Practical Advice for a Healthy Return to School from the Le Bonheur UTHSC School Task Force

School is back in session and with another spike in Covid-19 cases and other viruses, it is important for parents to remain informed. Pediatric experts from Le Bonheur Children’s and the University of Tennessee Health Science Center provide practical advice and answer questions about the coronavirus, vaccines and monkeypox.

What are some best practices to keep children healthy in school?

It is strongly encouraged to get your child vaccinated against COVID-19. All students, staff and faculty are eligible to receive the vaccine. Being “up-to-date” on COVID-19 vaccine means you have received one (Johnson&Johnson) or two (Pfizer BioNTech or Moderna) initial doses plus a booster. There should be a new booster this fall that contains vaccine for the original SARS-CoV-2 strain and the currently circulating BA.4 and BA.5 subvariants of the omicron variant.

Masking is recommended for anyone who wants or needs that extra layer of protection, especially for those with high-risk conditions.
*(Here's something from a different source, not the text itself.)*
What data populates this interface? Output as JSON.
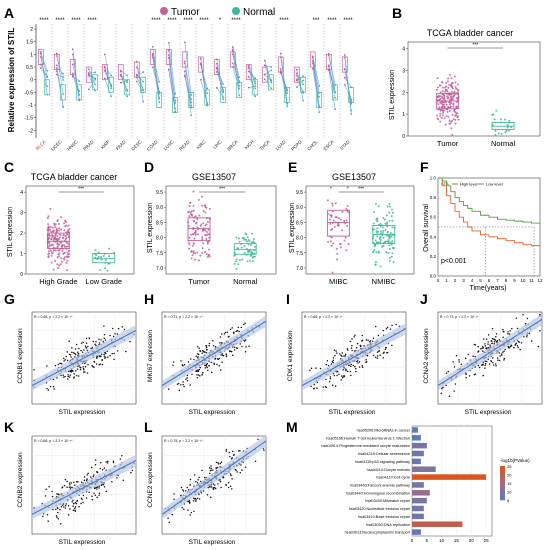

As always, good hand hygiene is important for the preventions of all communicable diseases. We strongly recommend yearly influenza vaccine as well.

What should I do if my child has been exposed to COVID-19?

Individuals who have an exposure to someone with COVID-19 should wear a well-fitted mask around others for days.

Be sure to keep your child at home if they are sick. If your child begins to experience symptoms, test your child with an at-home test or book an appointment at a clinic/pharmacy to have a test administered. If your child tests positive, let school leaders know as soon as possible and continue to have your child isolate at home for at least 5 days

How accurate are the at-home COVID tests vs. PCR tests?

PCR tests are more sensitive than antigen tests, which is the reason pharmacies and labs use PCR tests. Your PCR test can be positive for 2-3 months. The rapid antigen tests (both those done in the doctor’s office and at home tests) are less sensitive and may be falsely negative early in illness. If you test negative on the first day of symptoms repeat the test in 1-2 days.  

When should kids younger than 15 get boosters?

All individuals should get their third dose five months after the primary series. A third dose is essential because it broadens your immunity to give you protection against a range of variants of the virus. Currently, two doses provide little protection against infection and reduced protection against severe infection compared with three shots. In the fall, there will be a fourth  (or fifth if you are 50 years of age or older) dose available for everyone.

Is there concern about monkeypox?

Not at this time. Monkeypox is not as nearly transmissible as Covid-19, but we still need to be prepared for anything. It is spread through very close contact with infected lesions on another person anywhere on the body. Clothes, bed sheets and other surfaces could be contaminated by monkeypox. It is also contagious through very close contact with respiratory secretions of an infected person e.g. through kissing but not just by breathing the same air.